1910: o teatro sofre com a competição dos cinematógrafos; mais cinemas são inaugurados; a produção nacional, Paz e Amor, chega a 400 exibições; produção nacional crescente.
1911: anúncio de empresa alugando fitas com catálogo de mais de 800 filmagens; Paz e Amor chega à milésima apresentação; surgem as primeiras estrelas do cinema brasileiro; clima de competição entre alugadores e exibidores de fitas; Francisco Serrador firma-se como um grande empresário do cinema em São Paulo.

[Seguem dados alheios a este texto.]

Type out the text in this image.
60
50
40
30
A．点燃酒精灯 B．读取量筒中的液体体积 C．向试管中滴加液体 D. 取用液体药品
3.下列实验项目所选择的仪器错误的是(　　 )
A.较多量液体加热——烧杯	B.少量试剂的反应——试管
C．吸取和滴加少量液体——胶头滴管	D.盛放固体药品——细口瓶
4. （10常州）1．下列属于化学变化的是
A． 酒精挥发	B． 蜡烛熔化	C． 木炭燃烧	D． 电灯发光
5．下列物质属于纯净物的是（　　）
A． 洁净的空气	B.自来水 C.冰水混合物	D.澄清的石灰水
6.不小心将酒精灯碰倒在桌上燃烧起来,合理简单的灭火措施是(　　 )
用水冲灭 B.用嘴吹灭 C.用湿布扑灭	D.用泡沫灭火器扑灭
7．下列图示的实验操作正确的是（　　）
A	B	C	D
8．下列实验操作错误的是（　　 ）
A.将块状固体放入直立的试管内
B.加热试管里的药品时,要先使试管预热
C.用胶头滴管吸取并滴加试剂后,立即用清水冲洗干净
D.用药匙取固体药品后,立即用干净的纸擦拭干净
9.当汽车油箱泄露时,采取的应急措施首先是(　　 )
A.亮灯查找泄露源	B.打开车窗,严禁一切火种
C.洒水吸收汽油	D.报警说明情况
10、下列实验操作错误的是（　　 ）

1912: surgimento dos jornais de atualidades feitos por Alberto e Paulino Botelho; surgimento do Kinemacolor, com fitas coloridas; a Cia Cinematográfica Brasileira de São Paulo compra dois cinemas no Rio; essa empresa se torna representante exclusiva no Brasil de um grande número de produtores estrangeiros; compra mais cinemas em Niterói, Belo Horizonte e Juiz de Fora; anúncio de empresa que compra, vende e aluga filmes; surge o cinema em casa em anúncio de dezembro de 1912 na revista Fon-Fon; desaparece quase que por completo o filme de enredo nacional, restringindo-se a produção brasileira à realização de cinejornais; domínio dos filmes estrangeiros; surgem publicações especializadas em cinema.
Ao longo desses 17 anos, tem-se um panorama completo do surgimento de uma nova forma de entretenimento no Brasil e de sua repercussão em termos comerciais e industriais. É uma história que já se tornou mais que centenária, mas ilustra bem a conexão entre evolução tecnológica e empreendedorismo, com muitos exemplos de inovação naqueles anos.